For materialized columns, it's a "easy" (not really because you still need to monitor the backfill) because we can run something like `ALTER TABLE events UPDATE materialized_column = materialized_column WHERE 1`. Depending on the materialization that can bring the load up on clickhouse because it still creates a lot of background mutations that we need to monitor, because they can fail due to all sorts of reasons (memory limit or disk space errors), in which case we need to jump in and fix things by hand.
For materialized tables, it's a bit harder because we need to write custom scripts to load data in day-wise (or month, depending on the data size) chunks like you mentioned, because an `INSERT INTO table SELECT * FROM another_table` will for sure run into memory limit errors depending on the data size.
I would love to think more about this to see if it's something that would make sense to handle within Houseplant.
Would love to chat more here or there if you're keen!
On the other, I've definitely had trouble with getting an existing migrations tool to work with Clickhouse.. currently using golang-migrate but it's not painless. I think Atlas might have the right idea but I'm hesitant to lock my company into commercial tooling. Sqlmesh may also kind of do what's needed, but its focus is more on transforming tables of data, managing your ddl happens as a happy accident along the way.
As to what else, I continually fail to see what’s wrong with SQL. It’s incredibly easy to read, in plain English, and understand what is being done. ALTER TABLE foo ADD COLUMN bar INTEGER NOT NULL DEFAULT 0… hmm, wonder what that’s doing?
For people who say you get too many .sql files doing it this way: a. Get your data models right the first time b. Build a tool to parse and combine statements, if you must.

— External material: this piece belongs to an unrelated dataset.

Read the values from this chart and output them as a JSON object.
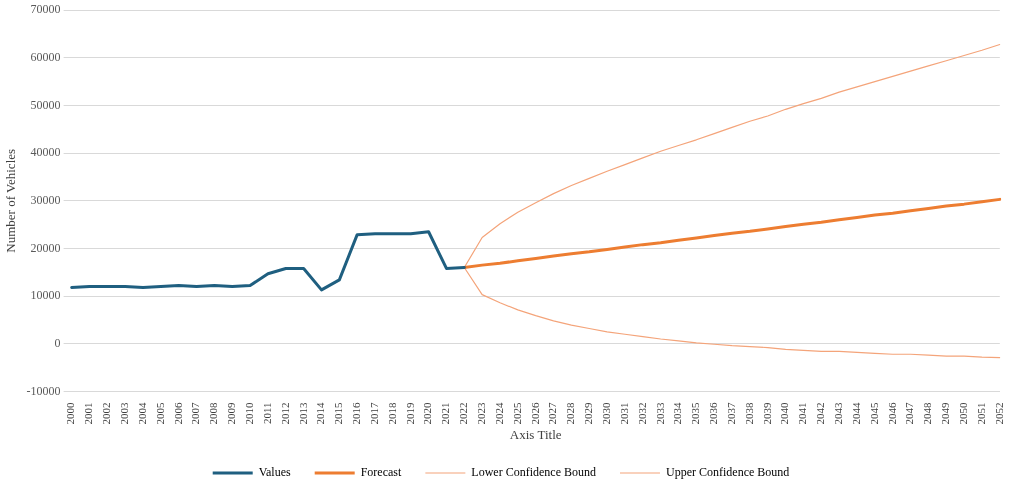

This could be done with SQL comments, but having it in a structured format makes it more reliable to parse and validate programmatically. I do see why YAML's quirks could become a problem in a tool that's meant to help you make sure your database is in order, we didn't run into issues like country codes or numbers being interpreted as sexagesimal (yet).
Perhaps a middle ground would be to keep the actual migrations in .sql files for readability, while using a separate metadata file (in JSON or TOML) for the orchestration details. What do you think?
I guess my stance is that if you need some kind of config file to create the migration, then fine, but as a DBRE, it’s much easier for me to reason about the current state by seeing the declarative output than by mentally summing migration files. As a bonus, this lets you see quite easily if you’ve done something silly like creating an additional index on a column that has a UNIQUE constraint (though you’d still have to know why that’s unnecessary, I suppose).